La canción que me salvó

Parecería difícil pero una canción puede salvarnos. Hace algunos años pasaba por momentos muy difíciles cuando la escuché por primera vez. Fue como un bofetón a la tontería en la que me había envuelto.

Por aquel entonces yo era mucho más ingenuo de lo que soy ahora y la mejor cura que encontraba, frente a las puñaladitas que nos puede dar la vida, era encerrarme para que no me lastimaran. Así me fui construyendo muros, pasándole varias llaves a las puertas y tapiando las ventanas con gruesas cortinas.

Entonces la escuché, llegaba como un sonido lejano, desde afuera. Poco a poco su letra se fue haciendo tan intensa que lo primero que cayó fueron las cortinas.
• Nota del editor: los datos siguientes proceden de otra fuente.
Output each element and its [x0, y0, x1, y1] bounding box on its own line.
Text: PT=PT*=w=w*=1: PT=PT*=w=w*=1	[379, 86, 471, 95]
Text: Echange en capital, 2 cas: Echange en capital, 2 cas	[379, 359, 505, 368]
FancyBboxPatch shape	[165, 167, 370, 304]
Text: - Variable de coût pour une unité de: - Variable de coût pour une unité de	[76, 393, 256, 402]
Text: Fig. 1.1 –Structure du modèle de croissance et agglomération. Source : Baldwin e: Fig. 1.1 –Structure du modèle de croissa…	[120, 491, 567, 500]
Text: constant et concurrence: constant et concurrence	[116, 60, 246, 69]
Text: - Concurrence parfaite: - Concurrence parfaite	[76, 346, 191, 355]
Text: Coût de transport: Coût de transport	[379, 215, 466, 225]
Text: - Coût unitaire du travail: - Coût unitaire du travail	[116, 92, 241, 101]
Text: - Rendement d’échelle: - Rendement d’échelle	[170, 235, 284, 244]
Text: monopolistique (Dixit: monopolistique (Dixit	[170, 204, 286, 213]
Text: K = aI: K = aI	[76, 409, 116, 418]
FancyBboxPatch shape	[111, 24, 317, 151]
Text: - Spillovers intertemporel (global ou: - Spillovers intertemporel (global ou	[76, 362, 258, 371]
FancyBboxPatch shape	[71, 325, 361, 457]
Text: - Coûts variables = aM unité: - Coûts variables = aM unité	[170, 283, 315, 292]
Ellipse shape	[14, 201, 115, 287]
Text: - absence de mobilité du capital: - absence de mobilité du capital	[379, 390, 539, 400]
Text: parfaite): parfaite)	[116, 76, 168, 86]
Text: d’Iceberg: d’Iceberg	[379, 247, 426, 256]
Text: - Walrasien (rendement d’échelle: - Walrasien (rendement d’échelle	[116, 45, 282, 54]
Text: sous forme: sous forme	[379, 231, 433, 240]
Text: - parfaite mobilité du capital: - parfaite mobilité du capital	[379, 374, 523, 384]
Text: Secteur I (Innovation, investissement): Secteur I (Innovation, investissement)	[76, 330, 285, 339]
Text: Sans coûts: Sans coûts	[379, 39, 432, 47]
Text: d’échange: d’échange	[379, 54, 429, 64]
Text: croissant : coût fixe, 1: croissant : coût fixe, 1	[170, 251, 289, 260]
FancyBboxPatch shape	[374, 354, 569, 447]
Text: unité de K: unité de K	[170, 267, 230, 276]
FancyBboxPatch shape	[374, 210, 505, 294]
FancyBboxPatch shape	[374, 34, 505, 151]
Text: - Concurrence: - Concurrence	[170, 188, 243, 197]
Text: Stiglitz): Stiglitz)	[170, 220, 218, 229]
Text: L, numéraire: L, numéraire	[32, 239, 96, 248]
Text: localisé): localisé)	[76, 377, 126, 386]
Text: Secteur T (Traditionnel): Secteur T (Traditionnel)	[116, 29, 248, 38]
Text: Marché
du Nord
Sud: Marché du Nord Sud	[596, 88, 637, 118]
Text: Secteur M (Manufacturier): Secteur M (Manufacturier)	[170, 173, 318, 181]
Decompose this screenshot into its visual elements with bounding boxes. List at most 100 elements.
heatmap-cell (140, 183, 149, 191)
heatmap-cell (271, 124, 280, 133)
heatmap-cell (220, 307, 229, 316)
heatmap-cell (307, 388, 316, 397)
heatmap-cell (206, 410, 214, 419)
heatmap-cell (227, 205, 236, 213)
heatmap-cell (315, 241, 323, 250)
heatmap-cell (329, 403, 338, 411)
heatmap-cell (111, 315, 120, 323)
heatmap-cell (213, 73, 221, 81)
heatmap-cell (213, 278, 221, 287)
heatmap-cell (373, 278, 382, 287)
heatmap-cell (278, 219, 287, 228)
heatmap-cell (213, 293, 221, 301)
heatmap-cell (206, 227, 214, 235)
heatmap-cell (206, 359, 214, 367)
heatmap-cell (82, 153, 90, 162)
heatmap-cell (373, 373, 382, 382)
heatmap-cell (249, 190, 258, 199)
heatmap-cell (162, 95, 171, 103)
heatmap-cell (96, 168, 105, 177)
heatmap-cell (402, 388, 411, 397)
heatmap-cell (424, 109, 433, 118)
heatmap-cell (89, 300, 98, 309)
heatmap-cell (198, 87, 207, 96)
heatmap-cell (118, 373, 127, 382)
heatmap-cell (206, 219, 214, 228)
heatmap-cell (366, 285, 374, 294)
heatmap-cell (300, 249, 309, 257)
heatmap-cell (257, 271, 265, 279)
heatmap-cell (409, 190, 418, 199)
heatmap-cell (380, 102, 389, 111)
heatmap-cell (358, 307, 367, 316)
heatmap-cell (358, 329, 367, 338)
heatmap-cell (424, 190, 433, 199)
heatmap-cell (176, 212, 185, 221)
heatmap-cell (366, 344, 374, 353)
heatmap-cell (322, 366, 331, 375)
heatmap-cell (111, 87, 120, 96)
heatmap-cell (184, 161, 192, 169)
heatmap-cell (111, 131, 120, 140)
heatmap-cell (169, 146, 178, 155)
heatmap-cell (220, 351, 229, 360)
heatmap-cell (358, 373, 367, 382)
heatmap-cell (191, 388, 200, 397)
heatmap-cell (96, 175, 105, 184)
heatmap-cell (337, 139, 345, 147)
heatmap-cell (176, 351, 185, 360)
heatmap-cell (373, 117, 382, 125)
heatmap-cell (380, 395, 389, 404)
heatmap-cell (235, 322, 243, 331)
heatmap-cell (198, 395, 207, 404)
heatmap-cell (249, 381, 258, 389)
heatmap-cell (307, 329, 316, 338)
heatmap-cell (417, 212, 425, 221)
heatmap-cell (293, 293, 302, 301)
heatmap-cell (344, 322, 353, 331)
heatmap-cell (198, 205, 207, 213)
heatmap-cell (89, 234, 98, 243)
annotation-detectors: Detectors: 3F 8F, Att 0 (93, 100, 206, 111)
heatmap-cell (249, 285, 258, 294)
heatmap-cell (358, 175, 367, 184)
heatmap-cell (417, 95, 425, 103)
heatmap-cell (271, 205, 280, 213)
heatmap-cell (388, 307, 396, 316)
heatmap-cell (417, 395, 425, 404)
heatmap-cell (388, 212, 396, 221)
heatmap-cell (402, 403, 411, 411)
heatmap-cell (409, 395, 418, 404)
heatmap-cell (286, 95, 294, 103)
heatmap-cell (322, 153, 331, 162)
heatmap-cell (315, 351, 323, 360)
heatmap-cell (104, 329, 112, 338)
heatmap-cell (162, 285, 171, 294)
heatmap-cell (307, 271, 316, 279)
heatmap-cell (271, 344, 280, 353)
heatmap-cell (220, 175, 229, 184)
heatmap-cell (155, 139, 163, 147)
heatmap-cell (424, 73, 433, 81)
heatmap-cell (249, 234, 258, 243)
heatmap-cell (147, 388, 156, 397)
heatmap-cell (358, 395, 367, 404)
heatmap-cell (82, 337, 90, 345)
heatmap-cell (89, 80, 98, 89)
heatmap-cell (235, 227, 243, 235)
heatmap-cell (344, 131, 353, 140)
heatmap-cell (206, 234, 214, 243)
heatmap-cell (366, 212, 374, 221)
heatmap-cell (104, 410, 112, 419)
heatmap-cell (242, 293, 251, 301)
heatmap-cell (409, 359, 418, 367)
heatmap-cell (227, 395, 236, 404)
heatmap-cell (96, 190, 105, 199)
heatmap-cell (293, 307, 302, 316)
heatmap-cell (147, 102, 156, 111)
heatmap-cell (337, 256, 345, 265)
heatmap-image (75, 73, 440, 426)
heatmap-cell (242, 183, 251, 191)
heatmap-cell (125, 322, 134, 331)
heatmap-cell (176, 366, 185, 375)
Afuera brillaba el sol y alguno que otro se asomaba a las ventanas. El mundo se me descubrió distinto al que me había llevado a encerrarme. Iluminado y colorido.

Decidí quitar las llaves y abrir las puertas  ¡La música era tan linda! La letra parecía escrita solamente para mí, me llenaba de una fuerza superior y me llevaba a empujones, como dentro de una de aquellas calurosas guaguas de La Habana, hacia la luz que lograba atravesar los altos muros que, aún, me separaban del mundo real.

Seguía aquella canción taladrándome suavemente los oídos y ya podía sentir el olor del mundo al que, durante mucho tiempo, me había privado. Me sentía bien sin las gruesas cortinas y libre de las llaves y las cerraduras, pero aún estaba protegido por los muros. Esos gruesos y altos que se elevaban más allá de donde mi mirada podía alcanzar.

No fue fácil derrumbarlos pero la canción insistió e insistió. Cuando me decidí a subirlos para asomarme hacia el otro lado ya habían caído, casi tan rápido como el muro de Berlín.

Gracias a esta canción hoy soy la persona que soy. Siguen los miedos pero me trajo algunas certezas. Me dejó libre pero protegido por esa sensación de seguridad que nos queda cuando sabemos, a ciencia cierta, que lo mejor siempre está por llegar.

Se las dejo a ustedes ahora. Yo ya estoy salvado por ella. ¿Quién sabe si alguno de los que me leen ahora mismo también puede ser salvado por esta canción?

CANDIL DE NIEVE

Raúl Torres

Necesitas una fuga, catatónica, nocturna, un viento breve
Al edén de un sábado, donde un ave miope te espera leve,
De las malas colisiones, no te puedes escapar, candil de nieve,
Y es que si lo ves volando sobre el labio de otra flor
Te encolerizas, te ruborizas candil de nieve.

Enciéndete clavel, cuando amanecer veas la razón
De lo que te faltó, luego no alcanzó, más tu corazón.
No pienso que sufrir es aquella opción
Que nos dio algún dios para salvarnos;
No apagues el candil
O la nieve te hunde en el centro del dolor.

Necesitas una fuga hacia un mundo verdadero, de locura
Y cuando vengan por ti no sólo ha de deslumbrarte la hermosura.
Otras lágrimas te esperan cual angustias pasajeras en tu camino
Y otras musas más ligeras pintarán y tocarán otro destino
Sal a buscarlas candil de nieve.

Enciéndete clavel, cuando amanecer veas la razón
De lo que se te dio, luego no alcanzó más tu corazón.
No pienso que sufrir, es aquella opción
Que nos dio algún dios para salvarnos.
No apagues el candil
O la nieve te hunde en el centro del dolor.